One of the Nairobi lab’s early
challenges is traffic. The city has few traffic lights or cameras; hence the
awful congestion. Signals from motorists’ mobile phones can help to track
traffic, but planners have few data to work with. IBM’s lab will harness other
sources, such as security cameras that are not aimed at the road but capture
images of it anyway. IBM will then crunch all the data to help planners control
traffic and decide where to build more roads.
The Nairobi lab is expected to earn
its keep quickly. The Chinese and Indian labs, Mr Kelly says, took ten years to
make a significant contribution technically and commercially. Kenya’s target is
five. He says the lab has made a good start, drawing on work by an older
sibling in Tokyo to tackle its traffic problem.

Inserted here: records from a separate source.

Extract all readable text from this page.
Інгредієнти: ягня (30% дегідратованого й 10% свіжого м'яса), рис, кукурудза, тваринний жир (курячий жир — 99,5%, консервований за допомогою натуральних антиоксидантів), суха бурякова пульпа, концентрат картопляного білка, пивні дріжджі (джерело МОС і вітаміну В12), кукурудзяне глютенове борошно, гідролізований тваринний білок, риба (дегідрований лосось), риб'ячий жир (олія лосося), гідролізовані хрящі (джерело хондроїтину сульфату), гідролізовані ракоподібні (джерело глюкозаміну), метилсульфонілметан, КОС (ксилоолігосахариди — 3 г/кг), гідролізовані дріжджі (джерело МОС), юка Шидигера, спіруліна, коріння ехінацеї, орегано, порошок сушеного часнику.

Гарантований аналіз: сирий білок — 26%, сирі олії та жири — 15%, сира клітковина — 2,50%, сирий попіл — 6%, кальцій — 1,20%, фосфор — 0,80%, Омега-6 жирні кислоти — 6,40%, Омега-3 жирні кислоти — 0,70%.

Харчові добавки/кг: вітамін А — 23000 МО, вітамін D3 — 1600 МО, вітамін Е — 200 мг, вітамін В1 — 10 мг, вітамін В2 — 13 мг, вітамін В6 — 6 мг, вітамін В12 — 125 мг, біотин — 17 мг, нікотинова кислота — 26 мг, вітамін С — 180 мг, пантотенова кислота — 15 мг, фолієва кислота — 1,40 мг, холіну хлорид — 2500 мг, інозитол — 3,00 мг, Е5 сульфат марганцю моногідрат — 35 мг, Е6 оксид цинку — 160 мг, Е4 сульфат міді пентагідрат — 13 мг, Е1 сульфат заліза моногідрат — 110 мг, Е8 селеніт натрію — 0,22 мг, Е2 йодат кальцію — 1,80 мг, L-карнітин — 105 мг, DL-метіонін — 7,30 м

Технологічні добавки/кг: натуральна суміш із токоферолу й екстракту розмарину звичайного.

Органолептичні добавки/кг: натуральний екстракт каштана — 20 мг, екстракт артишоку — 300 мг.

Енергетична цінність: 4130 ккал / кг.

In many sectors, such as health
care, education and water, as well as traffic, governments are sure to be
important customers for IT companies. But private clients matter too,
especially in telecoms and finance. The mobile phone, the first computer many
Africans will own (see chart 2), is the bridge between the two.
To Westerners, “mobile banking” is a
new way of doing something old. To many Africans, it is the obvious way of
doing something new. In Kenya M-PESA, a system of transferring money over
phones, is an everyday, reliable utility. Equity Bank, a fast-growing bank,
most of whose customers have never had an account before, has come of age with
mobile technology: its chief executive, James Mwangi, says his customers can
use any of its 54 products on the move. For technology companies, all this
means a growing demand for many things: reliable connectivity; software;
analysis of data on spending, lending and repayment; and data centres.
Technology companies say they are
keen to serve smaller businesses too. Microsoft has announced a programme
called SME4Afrika, which is intended to bring 1m small and medium-sized
enterprises online. Mr de Sousa points out that technology can also draw
informal businesses into the formal economy. The ability to use software,
computing power and storage online “as a service”, paying only for what you
need and only when you need it, may put the cost of information technology
within the budget of many small African businesses. “The person who invented
the cloud did it for Africa,” says Mr Ndiaye of IBM in Senegal.
Mr Kelly makes a bolder claim,
linking Africa’s emergence to that of “big data”. IBM’s answer to how the world
can cope with the rising torrent of exabytes is “cognitive computing”. Instead
of being given detailed instructions, cognitive computers are fed masses of
data and use statistical analysis to answer complex questions. Watson, IBM’s
first of this kind, was clever enough to win “Jeopardy”, an American television
quiz show, beating human champions hollow. The true purpose of a Watson,
however, is not to show off on television but to sift data from radio
telescopes or provide medical diagnoses.
From Jeopardy to epidemiology
Mr Kelly sees an opportunity “for
Africa to move, and move first, to this new era of computing.” It can leapfrog
straight to the tech frontier, without worrying about adapting old systems to
cope with the data it creates. At the Catholic University of Eastern Africa,
which will eventually be the new lab’s home, a Kenyan asked Mr Kelly, “Will you
bring Watson to Africa?” Yes, he replied, if someone suggests a problem for it
to solve. Mr Ndemo spoke up: “Let us bring Watson here in nine months.” Africa
has plenty of problems. Computing power can help Africans solve them.